The Kansas Department of Education has effectively defunded public school journalism in order to focus on “high-demand, high-skill or high-wage” jobs.  This decision fails on all three counts.


So many newspapers and magazines have closed that journalists face a difficult job market.  However, they will always, by any calculation, have more opportunities than professional athletes in any sport (even counting NCAA "amateurs").  Yet if Kansas had defunded athletics to save money, the howls would drown out all other news.  High demand isn't a universal bar for public school programs.


Some rags like the Pflugerville Pflag are so pathetic they litter my driveway with "free" copies to boost their circulation, but most journalists are very skilled.  On this story alone, journalists sourced, wrote, and published three easy-to-find stories that I found in two minutes.  Their communication certainly outpaced the Kansas Department of Education.  Journalism is absolutely a high skill.


Unfortunately I can't defend journalism as earning high wages.  Although it is nearly impossible to offshore actual reporting, people are committed enough to the profession that salaries stay low.  Sound familiar?  Most people say it about teachers, and I assume schools are interested in producing more teachers.  Like demand, riches are not a requirement for public schools, unless everyone who works for them is a failure.

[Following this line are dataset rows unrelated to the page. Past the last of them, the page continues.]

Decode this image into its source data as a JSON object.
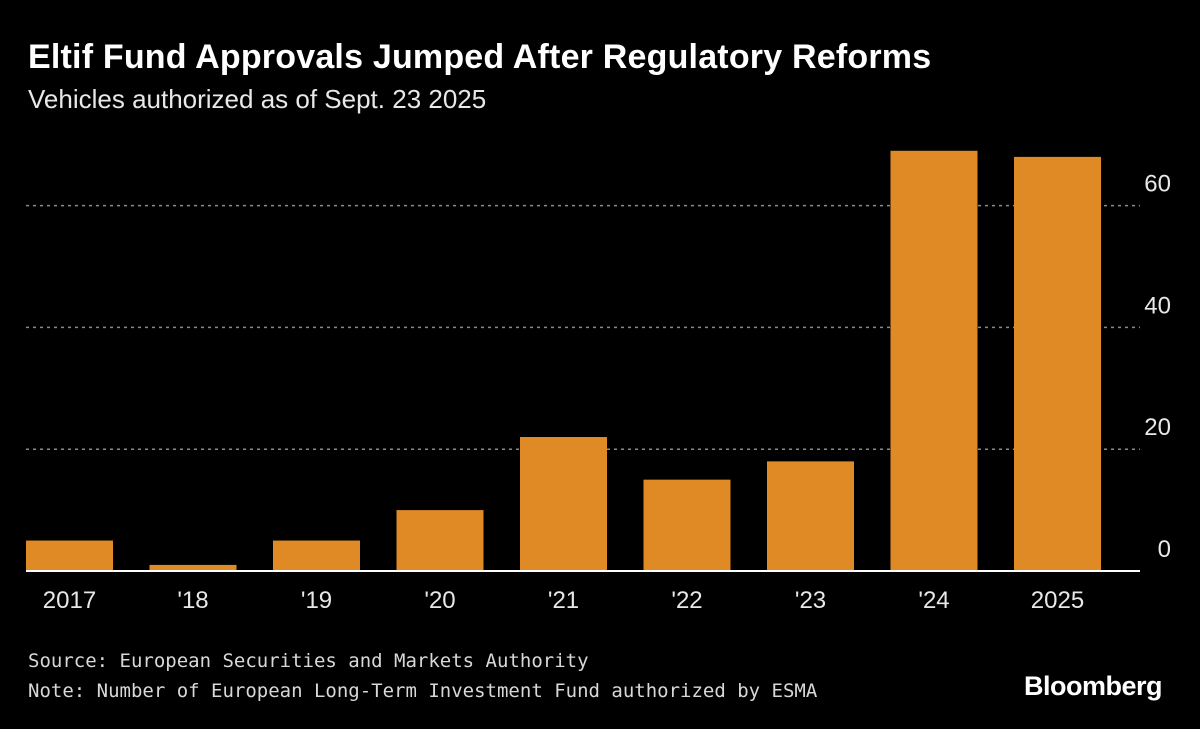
{
  "header": {
    "title": "Eltif Fund Approvals Jumped After Regulatory Reforms",
    "subtitle": "Vehicles authorized as of Sept. 23 2025"
  },
  "footer": {
    "source": "Source: European Securities and Markets Authority",
    "note": "Note: Number of European Long-Term Investment Fund authorized by ESMA",
    "brand": "Bloomberg"
  },
  "colors": {
    "bar": "#E08A25",
    "background": "#000000",
    "grid": "#8a8a8a",
    "text": "#ffffff",
    "axis": "#ffffff"
  },
  "chart_data": {
    "type": "bar",
    "title": "Eltif Fund Approvals Jumped After Regulatory Reforms",
    "subtitle": "Vehicles authorized as of Sept. 23 2025",
    "categories": [
      "2017",
      "'18",
      "'19",
      "'20",
      "'21",
      "'22",
      "'23",
      "'24",
      "2025"
    ],
    "values": [
      5,
      1,
      5,
      10,
      22,
      15,
      18,
      69,
      68
    ],
    "xlabel": "",
    "ylabel": "",
    "ylim": [
      0,
      70
    ],
    "yticks": [
      0,
      20,
      40,
      60
    ],
    "ytick_labels": [
      "0",
      "20",
      "40",
      "60"
    ],
    "y_axis_position": "right",
    "grid": true
  }
}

Beyond the Department's "reasoning," journalism is important!  It's easy to forget in our hyperpoliticized echo chambers that journalists find politically/economically significant misbehavior, report stories that help us integrate and contextualize information, and earn specific protection in the Bill of Rights.  The job market won't reward deep-digging investigators over expositional blowhards - schools are our best chance to keep that tradition alive.


While I appreciate Kansas' effort to keep Texas from being the single foremost anti-education state, I hope Kansans elect officials to reverse this decision before it takes effect in 2013.